What are the latest government estimates of annual healthcare fraud losses in the US (2023-2025)?
Executive summary
Government figures and law‑enforcement tallies offer different slices of the problem: official recoveries and takedown “intended losses” ran from about $1.8–$3.4 billion in FY2023 reporting to multi‑billion enforcement actions in 2024–2025 (e.g., DOJ/HHS joint recoveries and takedown figures of $2.7B in 2024 and intended losses of $14.6B in the 2025 takedown) [1] [2] [3]. Independent estimates and watchdog work place annual improper payments and marketplace fraud far higher — GAO and others flag over $100 billion in Medicare/Medicaid improper payments in 2023 and marketplace improper payments as high as $27 billion annually — while industry groups give broad ranges (tens of billions up to 3–10% of total spending) [4] [5] [6].
1. What the federal enforcement numbers actually measure — recoveries, charges and “intended losses”

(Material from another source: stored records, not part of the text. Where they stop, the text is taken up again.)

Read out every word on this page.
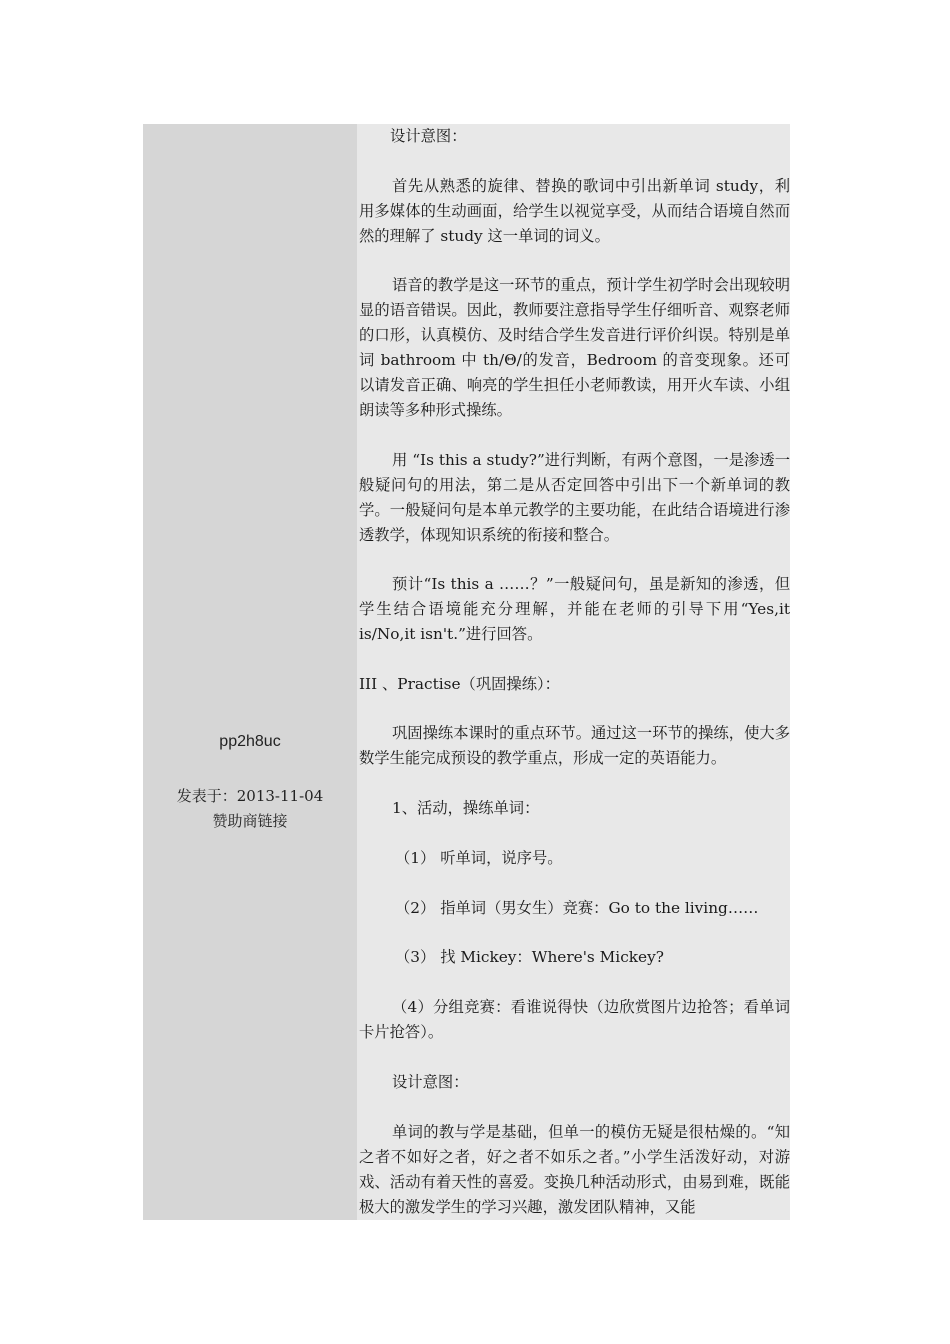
pp2h8uc
发表于：2013-11-04
赞助商链接
设计意图：
首先从熟悉的旋律、替换的歌词中引出新单词 study，利用多媒体的生动画面，给学生以视觉享受，从而结合语境自然而然的理解了 study 这一单词的词义。
语音的教学是这一环节的重点，预计学生初学时会出现较明显的语音错误。因此，教师要注意指导学生仔细听音、观察老师的口形，认真模仿、及时结合学生发音进行评价纠误。特别是单词 bathroom 中 th/Θ/的发音，Bedroom 的音变现象。还可以请发音正确、响亮的学生担任小老师教读，用开火车读、小组朗读等多种形式操练。
用 “Is this a study?”进行判断，有两个意图，一是渗透一般疑问句的用法，第二是从否定回答中引出下一个新单词的教学。一般疑问句是本单元教学的主要功能，在此结合语境进行渗透教学，体现知识系统的衔接和整合。
预计“Is this a ……？”一般疑问句，虽是新知的渗透，但学生结合语境能充分理解，并能在老师的引导下用“Yes,it is/No,it isn't.”进行回答。
III 、Practise（巩固操练）：
巩固操练本课时的重点环节。通过这一环节的操练，使大多数学生能完成预设的教学重点，形成一定的英语能力。
1、活动，操练单词：
（1） 听单词，说序号。
（2） 指单词（男女生）竞赛：Go to the living……
（3） 找 Mickey：Where's Mickey?
（4）分组竞赛：看谁说得快（边欣赏图片边抢答；看单词卡片抢答）。
设计意图：
单词的教与学是基础，但单一的模仿无疑是很枯燥的。“知之者不如好之者，好之者不如乐之者。”小学生活泼好动，对游戏、活动有着天性的喜爱。变换几种活动形式，由易到难，既能极大的激发学生的学习兴趣，激发团队精神，又能
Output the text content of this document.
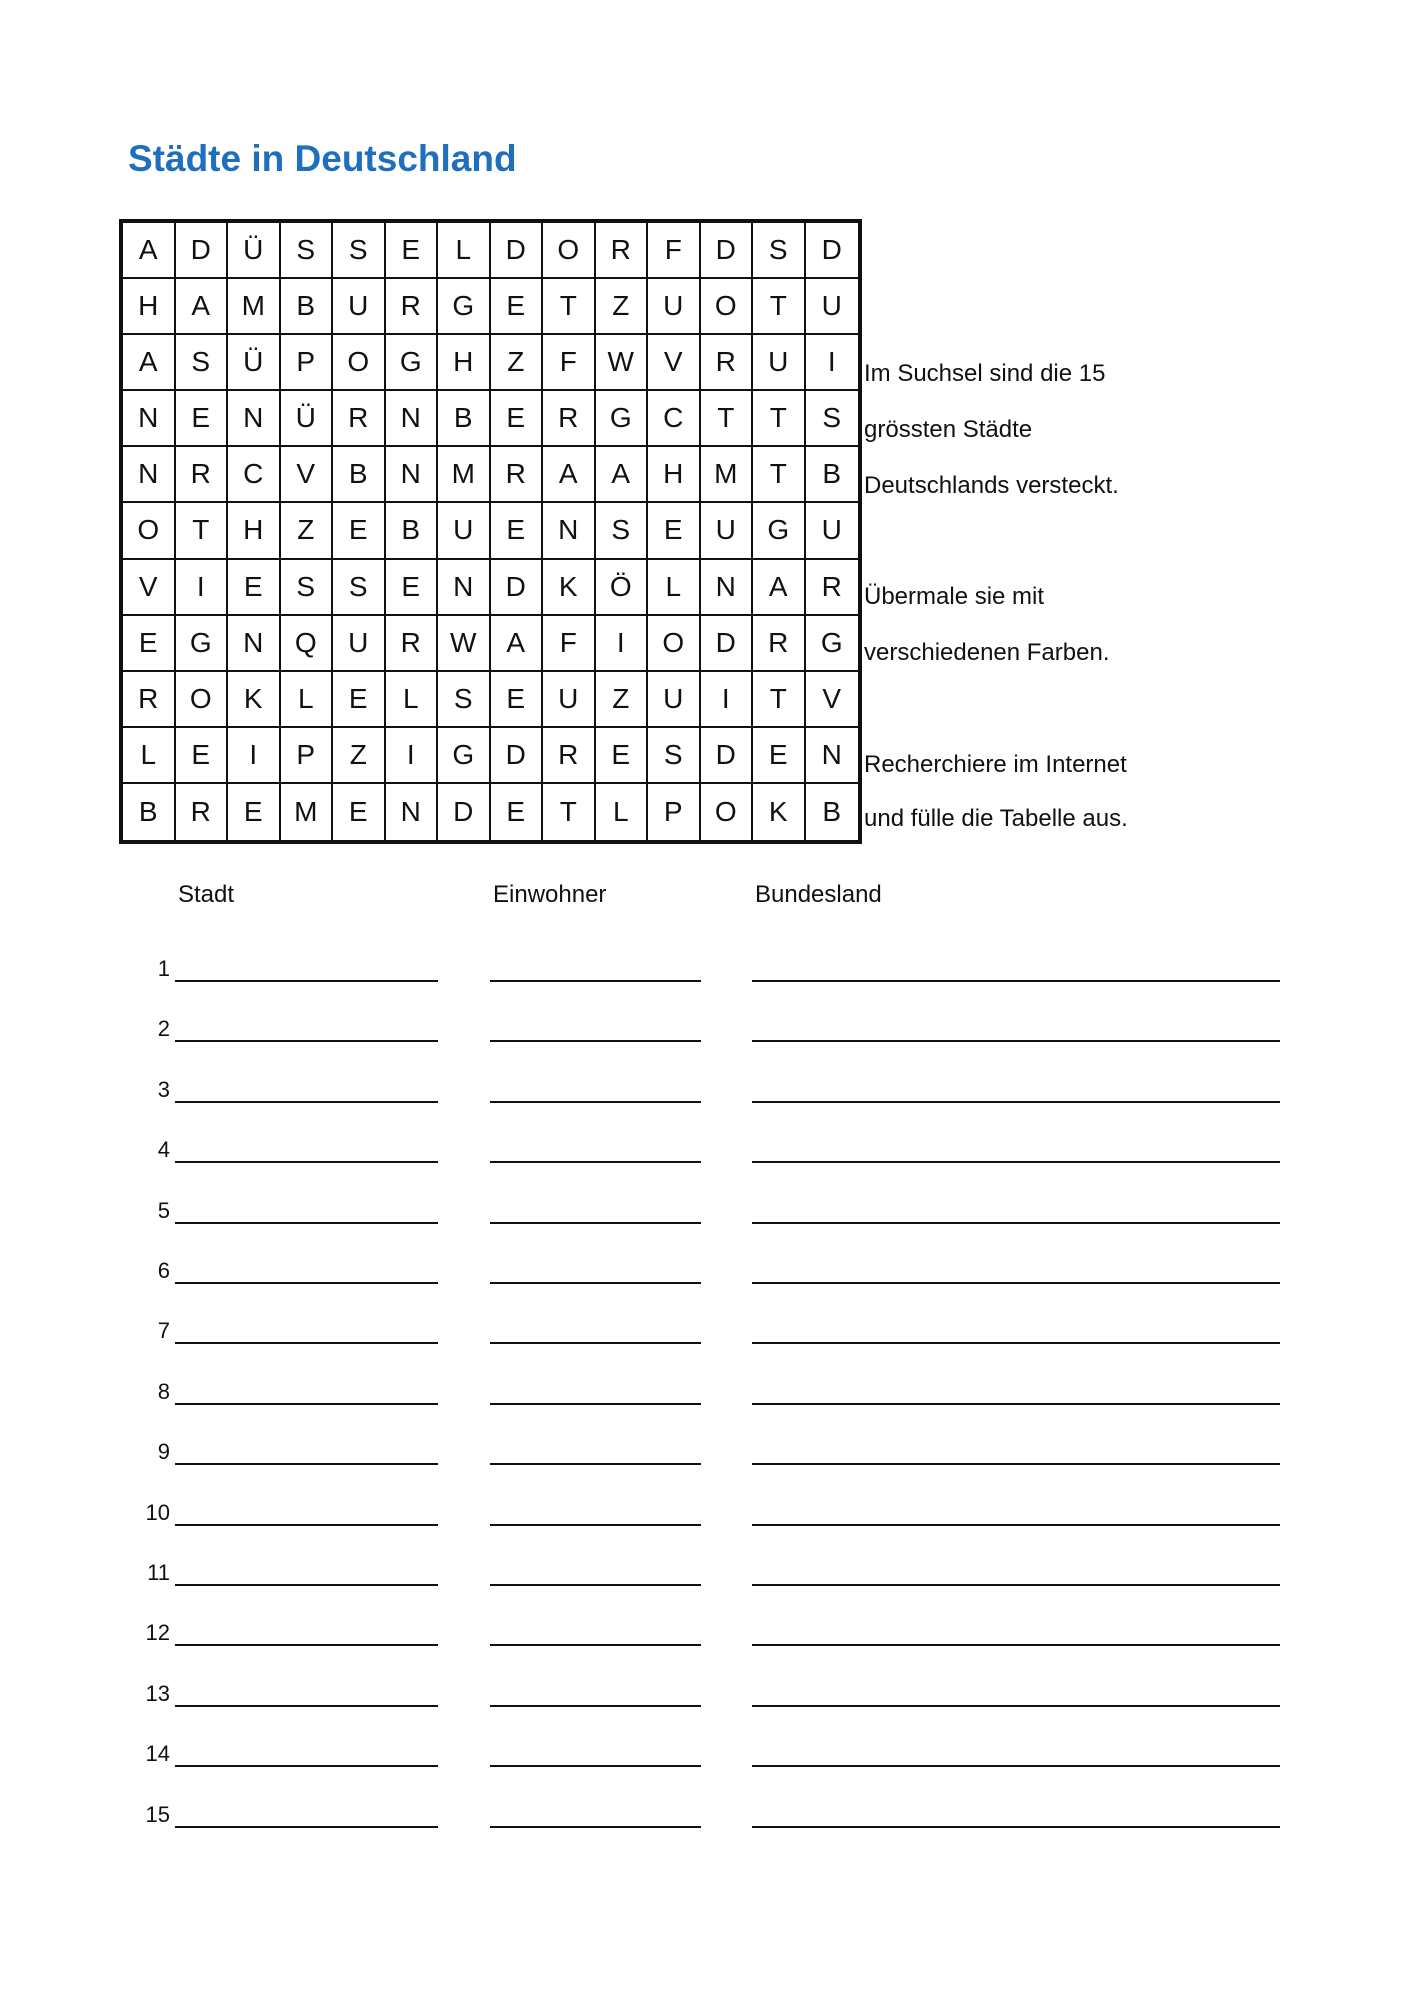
Städte in Deutschland
A	D	Ü	S	S	E	L	D	O	R	F	D	S	D
H	A	M	B	U	R	G	E	T	Z	U	O	T	U
A	S	Ü	P	O	G	H	Z	F	W	V	R	U	I
N	E	N	Ü	R	N	B	E	R	G	C	T	T	S
N	R	C	V	B	N	M	R	A	A	H	M	T	B
O	T	H	Z	E	B	U	E	N	S	E	U	G	U
V	I	E	S	S	E	N	D	K	Ö	L	N	A	R
E	G	N	Q	U	R	W	A	F	I	O	D	R	G
R	O	K	L	E	L	S	E	U	Z	U	I	T	V
L	E	I	P	Z	I	G	D	R	E	S	D	E	N
B	R	E	M	E	N	D	E	T	L	P	O	K	B
Im Suchsel sind die 15
grössten Städte
Deutschlands versteckt.
Übermale sie mit
verschiedenen Farben.
Recherchiere im Internet
und fülle die Tabelle aus.
Stadt	Einwohner	Bundesland
1
2
3
4
5
6
7
8
9
10
11
12
13
14
15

Federal reports usually report three different metrics: recoveries/settlements won by the government, criminal charges with alleged loss amounts, and programmatic estimates of improper payments. The HHS‑OIG’s HCFAC report cites civil settlements and judgments exceeding $1.8 billion for FY2023 [1]. DOJ and HHS press releases describe enforcement actions that cite “intended” or “alleged” losses far larger — for example DOJ described $2.7 billion in alleged healthcare fraud in a 2024 national enforcement action [2], and the 2025 national takedown cited intended losses exceeding $14.6 billion [3]. Those larger takedown figures report what defendants are accused of, not net losses finally returned to taxpayers [2] [3].
2. Improper payments and program error: GAO’s much larger totals
Separate from fraud prosecutions, GAO and program integrity reviews quantify improper payments and payment errors that include fraud, waste and administrative mistakes. GAO reported “over $100 billion worth” of improper payments in Medicare and Medicaid in 2023 — a programmatic accounting of suspect outlays that is not the same as criminal fraud totals [4]. Watchdogs and some congressional analyses treat parts of those improper payments as fraud‑exposed, which raises headline dollar figures well above enforcement recovery numbers [4] [5].
3. Industry and watchdog estimates give wide ranges — tens of billions to percentages of spending
The National Health Care Anti‑Fraud Association and others commonly cite that tens of billions are lost annually to health‑care fraud; some conservative rules‑of‑thumb put fraud at ~3% of health spending and some law‑enforcement estimates go as high as 10%, which, given U.S. health spending, translates into scores or hundreds of billions [6] [7] [8]. Those percentages are high‑level estimates that mix fraud, waste and abuse and are not reconciled to DOJ or HHS recoveries [6] [7].
4. Recent trends (2023–2025): enforcement is up, but so are alleged losses
Enforcement reporting shows a return to vigorous activity after pandemic slowdowns. HCFAC and DOJ data show large recoveries and many high‑value settlements in FY2023 (HCFAC civil settlements >$1.8B) and continuing large enforcement actions in 2024–2025 — DOJ cited $2.7B in alleged fraud linked to recent actions [1] [2]. The 2025 national takedown was the largest on record in DOJ/HHS public statements, alleging $14.6B in intended losses among hundreds of defendants [3].
5. Where the big gaps and disagreements lie
Key disagreements stem from definitions and scope. “Improper payments” (GAO’s $100B+ figure) include errors and programmatic issues beyond criminal fraud [4]. Enforcement “intended losses” reflect prosecutor allegations, not adjudicated recoveries [2] [3]. Industry associations and anti‑fraud groups often combine private insurer losses and public program fraud when citing “tens of billions” or percentage estimates; those figures are not directly comparable to DOJ/HHS settlement totals [7] [6].
6. What readers should take away
Available sources show federal recoveries and judgments in the low billions for FY2023 (e.g., $1.8B civil settlements reported for FY2023) while enforcement actions in 2024–2025 cite much larger alleged or intended loss figures (e.g., $2.7B announced in 2024 actions and $14.6B alleged in the 2025 takedown) [1] [2] [3]. Program integrity audits and GAO flag over $100B in improper Medicare/Medicaid payments for 2023 and marketplace analyses estimate up to $27B in ACA subsidy improper payments — figures that expand the policy debate but are not synonymous with confirmed criminal fraud [4] [5].
Limitations and sources: This analysis relies on HHS‑OIG, DOJ, GAO and industry/watchdog reporting in the provided documents; those sources use different definitions (recoveries vs. alleged losses vs. improper payments), which explains the divergent headline numbers [1] [2] [4] [6]. Available sources do not mention a single, consolidated government estimate that states an agreed U.S. annual healthcare fraud loss figure covering 2023–2025.